Apple’s announcement of its first Macs to feature higher-performance variants of its M2 chip series was uncharacteristically low key. While early reports of their benchmarks are encouraging, real-world performance doesn’t always reflect better benchmarks. To interpret those, we need to consider the CPU cores and what they will deliver our apps. Throughout this, I’ll consider just CPU cores, and ignore improvements in memory, GPU and other hardware.
Apple silicon CPU cores are grouped in fours, forming a cluster run at the same frequency and sharing cache. M1 Pro and Max chips are unusual in only having half a cluster of Efficiency (E) cores, for which their frequency is managed differently from the full cluster in a base M1 chip. This ensures that background tasks are completed no slower on their two E cores than they would be on a base M1 chip with twice that number.
Increasing the total number of cores for the M2 Pro and Max shouldn’t have been a difficult design choice. Adding more Performance (P) cores would have required a third cluster, greatly increased energy usage and heat production, and resulted in a larger and more expensive chip. E cores are smaller, more frugal in their energy use, and produce less heat. Adding two E cores was probably the least Apple could do to improve the performance of the M2 Pro/Max over those M1 variants.
The effect of this doubling of E cores in terms of CPU throughput is also limited. In M1 chips, an E core can deliver around a third of the throughput of a P core, and it’s likely that will hold good in M2 chips. Thus, the base M2 provides around 5.2 P cores of power, and the M2 Pro/Max a total of around 9.2 P cores. Equivalent figures for M1 variants are 5.2 and 8.6, so the capability gap between base and Pro/Max has widened slightly.
In practice, the more important question for the user is how much benefit will they see from those two additional E cores, and that depends on how macOS schedules threads. If what you do is comfortably handled by eight P cores, then those extra E cores aren’t going to have much impact on overall performance. The additional cores are only going to make a noticeable difference when there are background tasks exceeding the capacity of two E cores, or higher Quality of Service (QoS) threads that can usefully be run on the extra cores. These are subtleties that you simply can’t read from traditional benchmarks.
Apple here has the great advantage that it now owns the whole show. macOS can and does allocate threads to different types of core according to whatever strategy Apple determines, and the QoS assigned by the developer. There’s no hardware Thread Director doing its own thing, and strategies can be changed with a macOS update. This should get the best use out of the cores available, but doesn’t guarantee that every app will run significantly faster on an M2 Pro/Max than on its M1 predecessor.

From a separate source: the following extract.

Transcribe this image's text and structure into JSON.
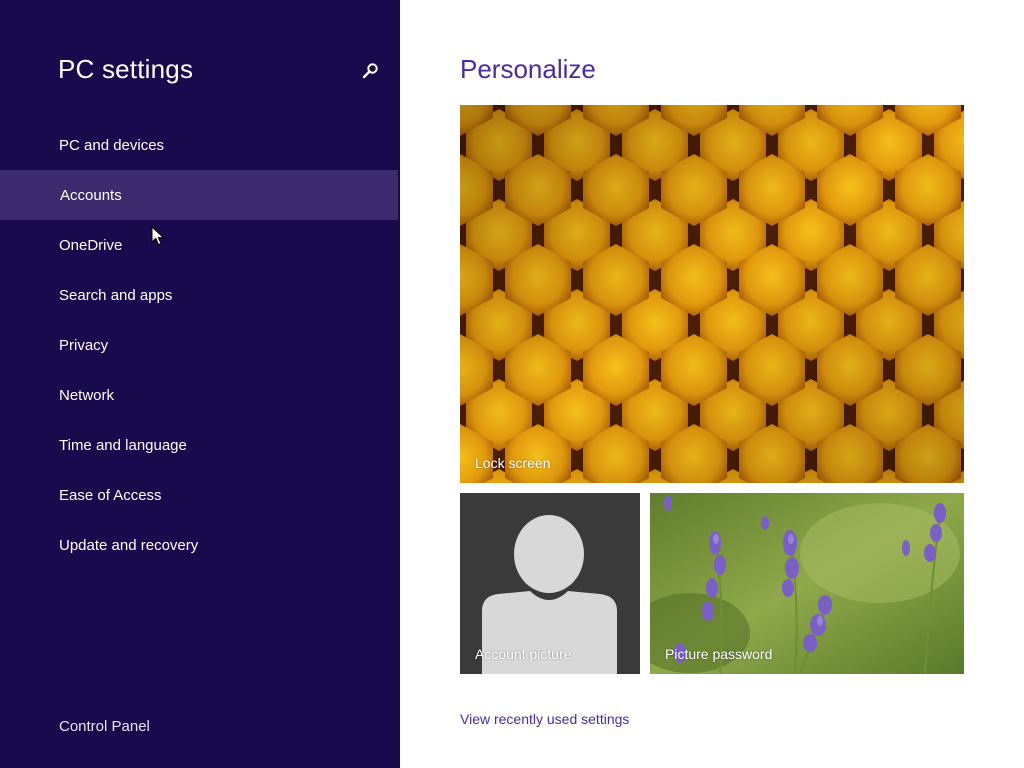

This could all change if macOS 14 gains more heavyweight background services that are likely to be scheduled on E cores. For those, an extra couple of cores could make a big difference.
The more interesting question is how Apple will configure the M2 Ultra. As the M1 Ultra is essentially a pair of M1 Pro/Max chips working as Siamese twins, the current chip has four E cores and 16 P cores. Will the M2 Ultra have one or two clusters of E cores? As it’s destined for desktop systems where efficiency of energy and heat are of lesser importance, it currently looks doubtful that eight E cores would be gainfully employed for the user and show real-world performance improvements over the M1 Ultra.
If you’re still running Intel Macs and have been waiting to switch to Apple silicon, these new M2 models are compelling. For those wanting a faster and more capable Mac mini, the decision should be even easier. If you’ve already got M1 Macs, the choice is more nuanced. Until you can be confident that you’ll see worthwhile improvement, you’d be wiser waiting to compare your current model with its replacement: look then at application benchmarks rather than benchmark applications.